3. Pack all the COVID-19 essentials
Make sure you leave room in your luggage for masks, hand sanitizer, and other COVID-19 essentials. Just about every country requires face masks in public areas, including restaurants, attractions, and beaches. A digital thermometer and latex gloves can also come in handy.

4. Use your credit or debit card whenever possible
Not only is it a pain to exchange currencies and keep track of physical cash, but money also passes through many different hands throughout the day, so it's not the cleanest process.

To reduce your risk of exposure to the virus, opt for contactless payments whenever possible. Just be sure to notify your bank about your trip so your credit or debit card doesn't get declined when you try to use it in another country.

5. Road trips are the safest option
A visit to a large metropolitan area isn't the best choice during the pandemic, as this is where infection rates are highest. On the other hand, a road trip is a great way to see new places while limiting your exposure to the virus.

If you want to travel abroad, opt for a car rental once you reach your destination. Having your own vehicle will allow you to safely visit national parks, outdoor attractions, and natural areas, so you can still have fun without the additional risks.

6. Look for accommodations with flexible cancellation policies
Even if you have travel insurance that covers trip cancellation, it's still a good idea to book hotels that offer free cancellations and date changes. This way, if you need to back out of your trip at the last minute, you can at least get your deposit back.

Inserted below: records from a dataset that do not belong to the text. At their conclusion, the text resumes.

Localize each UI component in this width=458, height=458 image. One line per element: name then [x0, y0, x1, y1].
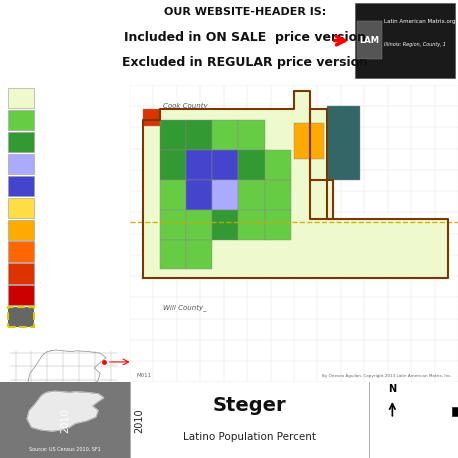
- Text: 90.1% - 100%: 90.1% - 100%: [42, 291, 95, 300]
- Text: N: N: [388, 384, 397, 394]
- Polygon shape: [27, 391, 104, 431]
- Text: Source: US Census 2010, SF1: Source: US Census 2010, SF1: [25, 444, 105, 449]
- Text: Census Blocks: Census Blocks: [11, 71, 89, 80]
- Bar: [8, 154, 34, 174]
- Text: 2010: 2010: [60, 408, 70, 432]
- Bar: [159, 210, 186, 240]
- Polygon shape: [27, 350, 106, 398]
- Bar: [8, 241, 34, 262]
- Text: Steger: Steger: [213, 396, 287, 414]
- Bar: [159, 120, 186, 150]
- Bar: [159, 150, 186, 180]
- Text: 50.1% - 60%: 50.1% - 60%: [42, 203, 90, 212]
- Text: OUR WEBSITE-HEADER IS:: OUR WEBSITE-HEADER IS:: [164, 7, 326, 17]
- Text: LAM: LAM: [360, 36, 380, 45]
- Text: M011: M011: [136, 373, 152, 378]
- Text: 40.1% - 50%: 40.1% - 50%: [42, 181, 90, 191]
- Text: Latin American Matrix.org: Latin American Matrix.org: [384, 19, 456, 24]
- Bar: [186, 240, 212, 269]
- Bar: [452, 407, 458, 416]
- Text: Illinois: Region, County, 1: Illinois: Region, County, 1: [384, 42, 446, 47]
- Bar: [238, 180, 265, 210]
- Text: 10.1% - 20%: 10.1% - 20%: [42, 115, 90, 125]
- Bar: [186, 150, 212, 180]
- Bar: [0, 382, 130, 458]
- Bar: [186, 120, 212, 150]
- Text: Cook County_: Cook County_: [163, 102, 211, 109]
- Text: County Line: County Line: [42, 313, 87, 322]
- Text: Source: US Census 2010, SF1: Source: US Census 2010, SF1: [29, 447, 101, 452]
- Text: 80.1% - 90%: 80.1% - 90%: [42, 269, 90, 278]
- Bar: [8, 197, 34, 218]
- Text: 20.1% - 30%: 20.1% - 30%: [42, 137, 90, 147]
- Text: 2010: 2010: [134, 408, 144, 432]
- Bar: [327, 105, 360, 180]
- Text: Steger: Steger: [47, 49, 83, 59]
- Bar: [265, 180, 291, 210]
- Text: 70.1% - 80%: 70.1% - 80%: [42, 247, 90, 256]
- Bar: [265, 150, 291, 180]
- Bar: [8, 219, 34, 240]
- Text: By Oneseo Aguilon, Copyright 2013 Latin American Matrix, Inc.: By Oneseo Aguilon, Copyright 2013 Latin …: [322, 374, 452, 378]
- Text: Will County_: Will County_: [163, 305, 207, 311]
- Bar: [159, 180, 186, 210]
- Text: ILLINOIS COUNTIES: ILLINOIS COUNTIES: [31, 341, 99, 347]
- Bar: [265, 210, 291, 240]
- Bar: [8, 110, 34, 130]
- Text: Pop:   9,570 ( 14.2 % Latino): Pop: 9,570 ( 14.2 % Latino): [21, 57, 109, 62]
- Bar: [8, 132, 34, 152]
- Bar: [212, 150, 238, 180]
- Bar: [238, 120, 265, 150]
- Bar: [186, 180, 212, 210]
- Bar: [357, 21, 382, 60]
- Bar: [8, 176, 34, 196]
- Bar: [212, 210, 238, 240]
- Bar: [238, 210, 265, 240]
- Bar: [186, 210, 212, 240]
- Bar: [212, 120, 238, 150]
- Text: 30.1% - 40%: 30.1% - 40%: [42, 159, 90, 169]
- Bar: [143, 109, 159, 126]
- Bar: [8, 285, 34, 305]
- Text: 0% - 10%: 0% - 10%: [42, 93, 78, 103]
- Bar: [8, 307, 34, 327]
- Text: Included in ON SALE  price version: Included in ON SALE price version: [124, 31, 366, 44]
- Text: Latino Population Percent: Latino Population Percent: [183, 432, 316, 442]
- Bar: [238, 150, 265, 180]
- Polygon shape: [143, 91, 448, 278]
- Text: Excluded in REGULAR price version: Excluded in REGULAR price version: [122, 56, 368, 69]
- Bar: [294, 123, 323, 159]
- Text: 60.1% - 70%: 60.1% - 70%: [42, 225, 90, 234]
- Bar: [212, 180, 238, 210]
- Bar: [159, 240, 186, 269]
- Bar: [8, 263, 34, 284]
- Bar: [8, 88, 34, 108]
- Bar: [354, 3, 455, 78]
- Text: Latino Population: Latino Population: [11, 79, 108, 89]
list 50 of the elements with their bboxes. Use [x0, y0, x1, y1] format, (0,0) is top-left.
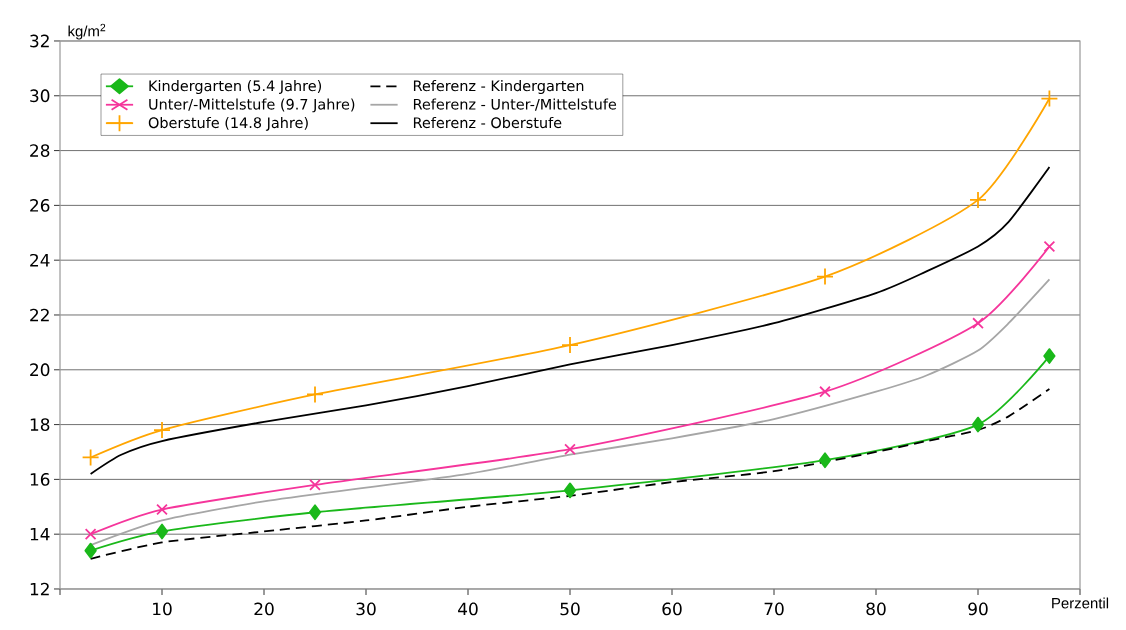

7. Be extra responsible two weeks before your trip
Normally, a minor cold or illness wouldn't be a reason to cancel your trip, but you can't take any risks during the pandemic.

During the two weeks leading up to your trip, limit your social activity to reduce your risk of getting the virus as much as possible. Avoid crowds and meeting with friends and family. If you can, work remotely and only go out for the essentials.

8. Allow for some wiggle room and improvising
If you're the type that likes to painstakingly plan your vacations, you'll have to give up that rigidity during the pandemic. Travel restrictions can change from one moment to the next, so try to keep an open mind.

Consider the current entry requirements, infection rates, and your budget to plan a couple of weeks in advance. Besides, this may be a chance to discover a country you haven't considered traveling to before.

As you can see, travel is still possible during COVID-19, but you must take the proper precautions and adjust your expectations. With that said, safe travels, and enjoy your trip!